Interview: Habib Ben Hassine

Can you describe the factors driving regional sector growth, and how insurers can leverage them?

HABIB BEN HASSINE: The African insurance market is developing. In 2017 insurance premiums on the continent grew by 12.3% to reach €59.2bn, whereas global growth averaged 4%. However, there are significant disparities behind this figure: South Africa accounts for over 72% of premiums on the continent, while the regional penetration rate – excluding South Africa, where the rate is 13% – does not exceed 3%, compared to a global rate of 6.3%.

African macroeconomic dynamics are linked with demographic changes, the growth of the middle class and rapid urbanisation throughout the continent. Under these circumstances long-term investments in construction, education, transport, agriculture and health will increase.
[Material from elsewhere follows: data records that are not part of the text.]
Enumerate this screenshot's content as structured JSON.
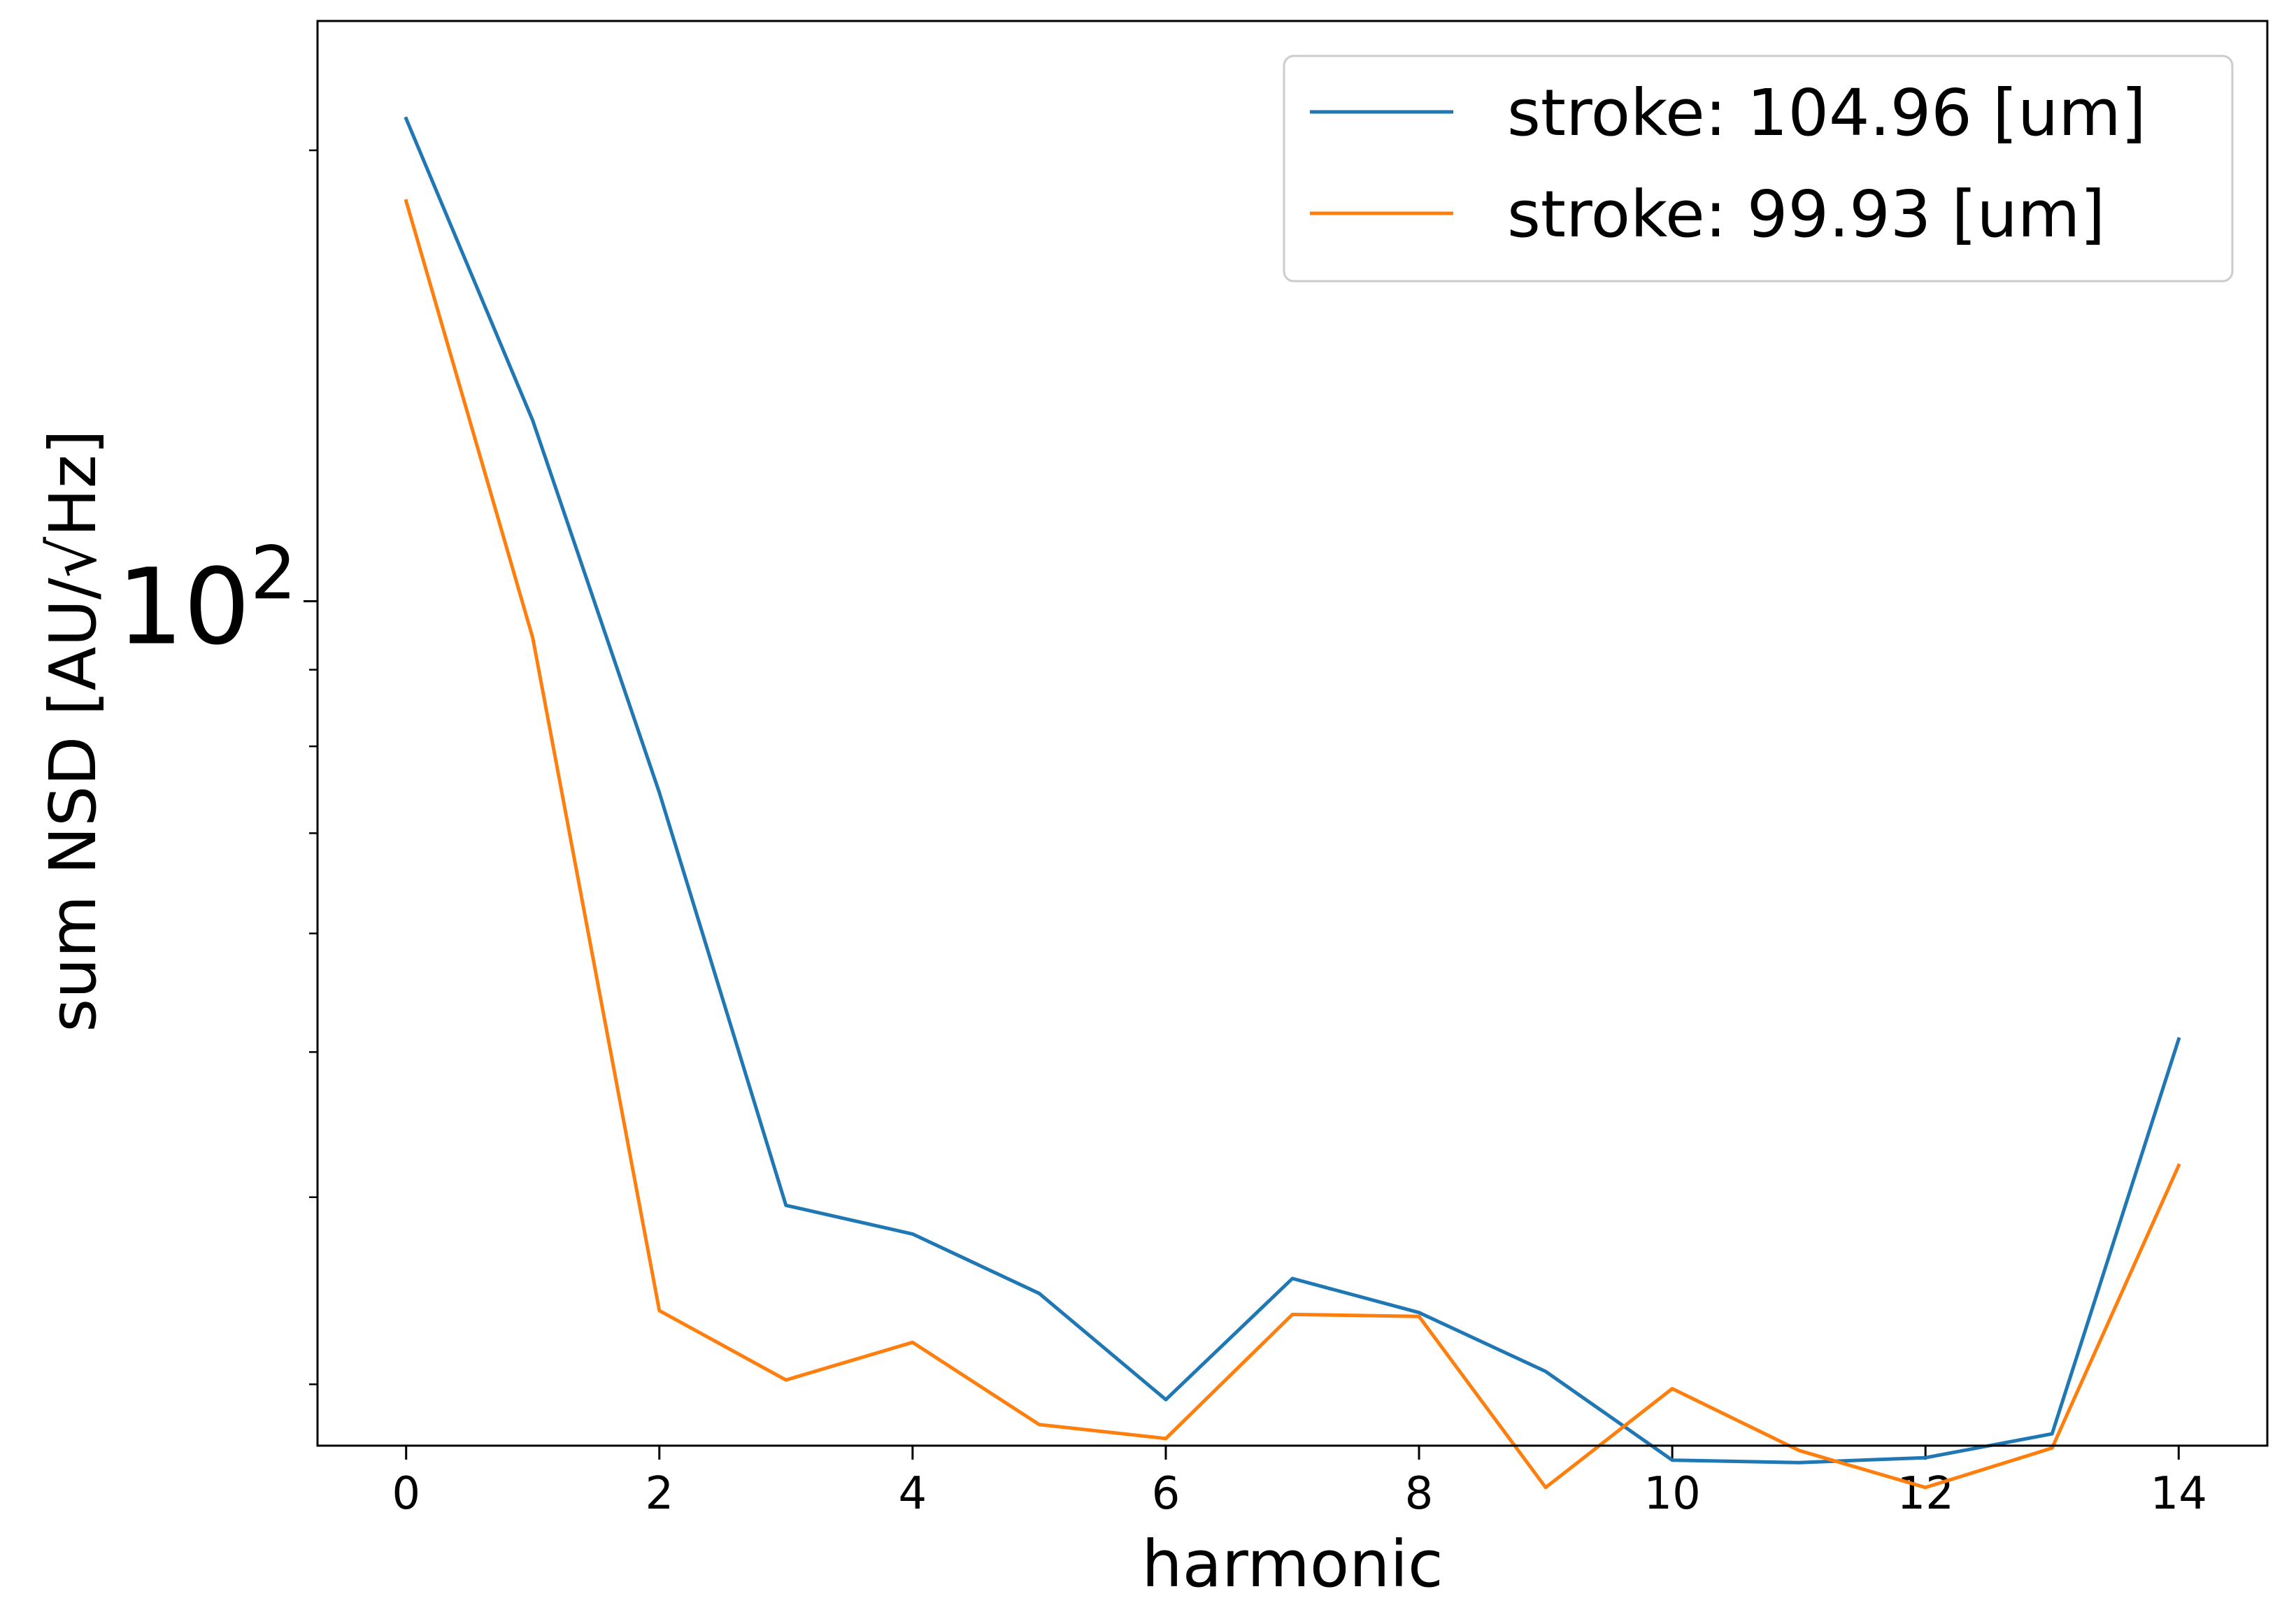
{
  "chart_data": {
    "type": "line",
    "title": "",
    "xlabel": "harmonic",
    "ylabel": "sum NSD [AU/√Hz]",
    "y_scale": "log",
    "y_tick_labels": [
      {
        "value": 100,
        "base": "10",
        "exponent": "2"
      }
    ],
    "x_ticks": [
      0,
      2,
      4,
      6,
      8,
      10,
      12,
      14
    ],
    "xlim": [
      -0.7,
      14.7
    ],
    "ylim": [
      27.3,
      244
    ],
    "grid": false,
    "legend_position": "upper right",
    "x": [
      0,
      1,
      2,
      3,
      4,
      5,
      6,
      7,
      8,
      9,
      10,
      11,
      12,
      13,
      14
    ],
    "series": [
      {
        "name": "stroke: 104.96 [um]",
        "color": "#1f77b4",
        "values": [
          210,
          132,
          74.5,
          39.5,
          37.8,
          34.5,
          29.3,
          35.3,
          33.5,
          30.6,
          26.7,
          26.6,
          26.8,
          27.8,
          51
        ]
      },
      {
        "name": "stroke: 99.93 [um]",
        "color": "#ff7f0e",
        "values": [
          185,
          94.5,
          33.6,
          30.2,
          32,
          28.2,
          27.6,
          33.4,
          33.3,
          25.6,
          29.8,
          27.1,
          25.6,
          27.2,
          42
        ]
      }
    ]
  }
}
African insurers must seek to capture the growth potential offered by these opportunities, positioning themselves as guarantors of trust that are able to support businesses and individuals in these changes.

How can digitalisation help insurance companies to improve the reach and quality of their services?

BEN HASSINE: The main problem faced by insurers is distribution. Digitalisation can help solve it by reaching out to Africans and offering services that correspond to their needs and means. Stakeholder collaboration will be essential to removing regulatory hurdles and resolving payment safety issues related to the use of digital tools. Digitalisation can benefit insurers in other ways. For instance, the digitalisation of internal operations can help optimise deadlines and mitigate the risk of fraud through the digitisation of contract underwriting and management claims.

Digitalisation also affects the management of customer relationships. The wider shift towards digital has increased customer expectations. Indeed, having become accustomed to online purchases and payments, document dematerialisation, interactive communication and increased recourse to social networks, Tunisians expect their insurers to provide equivalent services. Therefore, the key issue for insurers is to adapt their distribution tools to new ways of consumption. Insurance companies embracing these changes could significantly improve their services. The continuity of a digital customer relationship offers the possibility to improve customer performance tracking, mitigating default risks and rewarding loyalty. Overall, digitalisation can help to increase revenues and streamline costs.

What can be done to grow insurance premiums?

BEN HASSINE: Domestic insurance has averaged 8% growth in the last few years, compared to GDP growth of 1.4%. The national penetration rate also rose from 1.8% in 2011 to 2.2% in 2017, though this remains low compared to the world average. Lastly, density – or average premium per capita – improved from TD110 ($38.21) in 2011 to TD182 ($63.21) in 2017. The sector is actively supporting national economic development and contributes to the financing of long-term investments and savings mobilisation. In fact, insurers reinvested over TD5.4bn ($1.9bn) in 2018, which is a good sign for the economy.

Insurance density is dependent on product innovation and distribution networks, as well as tax and social incentives. Creating an incentive framework, such as the growth of employee savings through insurance contracts signed by their employers, will support the development of life insurance and greater savings mobilisation. Moreover, the sector can play a major role in reforming pension plans and help to ease the growing burden of social insurance funds. Specifically, life insurance has tremendous growth potential in Tunisia, as the segment now accounts for 23% of local market turnover, compared to 58% in Europe, 65% in Asia and 80% in South Africa.